From newspapers to travel, accountancy to TV, no sphere of life has been untouched by the relentless march of the internet. And that’s especially true of music. It’s 19 years since Sean Parker and Shawn Fanning set up Napster, the peer-to-peer sharing platform that bypassed the inconvenience of actually buying music, and let people have it for free instead. Today, most music is downloaded or streamed through the likes of iTunes or Spotify, and a whole generation has grown up without access to physical music. Yet despite this, vinyl sales worldwide are at their highest since 1992. Far from disappearing like tapes, eight-track cartridges and CDs, vinyl gets more popular every year, its tactile interface providing its fans with a digital detox.

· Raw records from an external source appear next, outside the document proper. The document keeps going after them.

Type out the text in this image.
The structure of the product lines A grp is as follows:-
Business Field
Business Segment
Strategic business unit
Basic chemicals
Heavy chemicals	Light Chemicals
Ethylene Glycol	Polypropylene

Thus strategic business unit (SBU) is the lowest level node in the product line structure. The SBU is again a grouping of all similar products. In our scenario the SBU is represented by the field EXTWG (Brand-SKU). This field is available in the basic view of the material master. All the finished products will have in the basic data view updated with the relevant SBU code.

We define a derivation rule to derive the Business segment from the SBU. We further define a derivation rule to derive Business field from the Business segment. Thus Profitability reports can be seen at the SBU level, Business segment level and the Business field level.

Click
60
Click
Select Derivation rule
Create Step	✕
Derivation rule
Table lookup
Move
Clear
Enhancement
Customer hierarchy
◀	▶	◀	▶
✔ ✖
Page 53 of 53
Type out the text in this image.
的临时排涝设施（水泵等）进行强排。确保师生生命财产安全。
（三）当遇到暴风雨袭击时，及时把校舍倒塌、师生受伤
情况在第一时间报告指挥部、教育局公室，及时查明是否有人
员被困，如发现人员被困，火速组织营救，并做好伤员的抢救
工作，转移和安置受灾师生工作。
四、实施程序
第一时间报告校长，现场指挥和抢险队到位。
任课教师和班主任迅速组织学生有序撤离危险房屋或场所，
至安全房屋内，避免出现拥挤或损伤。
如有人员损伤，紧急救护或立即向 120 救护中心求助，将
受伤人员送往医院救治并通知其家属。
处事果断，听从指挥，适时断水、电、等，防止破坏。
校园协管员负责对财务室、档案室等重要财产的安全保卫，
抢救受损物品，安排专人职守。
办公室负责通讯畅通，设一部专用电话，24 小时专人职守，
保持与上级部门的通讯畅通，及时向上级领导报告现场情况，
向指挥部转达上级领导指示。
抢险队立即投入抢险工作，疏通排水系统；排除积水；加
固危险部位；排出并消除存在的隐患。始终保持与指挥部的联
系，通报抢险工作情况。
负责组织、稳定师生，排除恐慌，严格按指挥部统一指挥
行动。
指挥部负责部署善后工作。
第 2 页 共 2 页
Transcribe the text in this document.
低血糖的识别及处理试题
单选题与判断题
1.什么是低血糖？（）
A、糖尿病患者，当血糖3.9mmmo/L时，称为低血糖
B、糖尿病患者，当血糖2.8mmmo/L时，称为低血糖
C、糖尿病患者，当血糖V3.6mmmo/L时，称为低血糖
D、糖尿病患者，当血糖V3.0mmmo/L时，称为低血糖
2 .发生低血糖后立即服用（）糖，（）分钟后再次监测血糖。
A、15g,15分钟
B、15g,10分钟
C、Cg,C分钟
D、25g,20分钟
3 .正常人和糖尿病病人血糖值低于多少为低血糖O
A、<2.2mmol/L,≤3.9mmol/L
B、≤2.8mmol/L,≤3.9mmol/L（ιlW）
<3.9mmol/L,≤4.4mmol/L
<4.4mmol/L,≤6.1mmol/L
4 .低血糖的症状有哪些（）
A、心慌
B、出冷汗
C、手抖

And if you’re buying records, you’ll need a turntable.
While many are content to buy a decent but relatively cheap deck, for some, only the best turntables can do the format’s analogue signal justice. Step forward Linn, perhaps the most respected audio brand in the world. Its Sondek LP12 record deck (pictured) is a byword for peerless sound reproduction. Originally released in 1973, the LP12 has undergone various upgrades over the years, though the exterior has changed less, a beautifully engineered platter – or ‘sound stage’ – suspended to the base, and encased by a wooden plinth of oak, cherry, ash, rosenut or walnut.
The LP12 is the perfect antidote to the switched-on society. It doesn’t have a Wi-Fi connection, can’t make calls and would find it difficult to post on social media. With a diamond-tipped needle (or cartridge) taking every nuance of the record down the titanium tonearm and out to a separate amplifier, what it can do is play music. And play it better than almost every other turntable out there.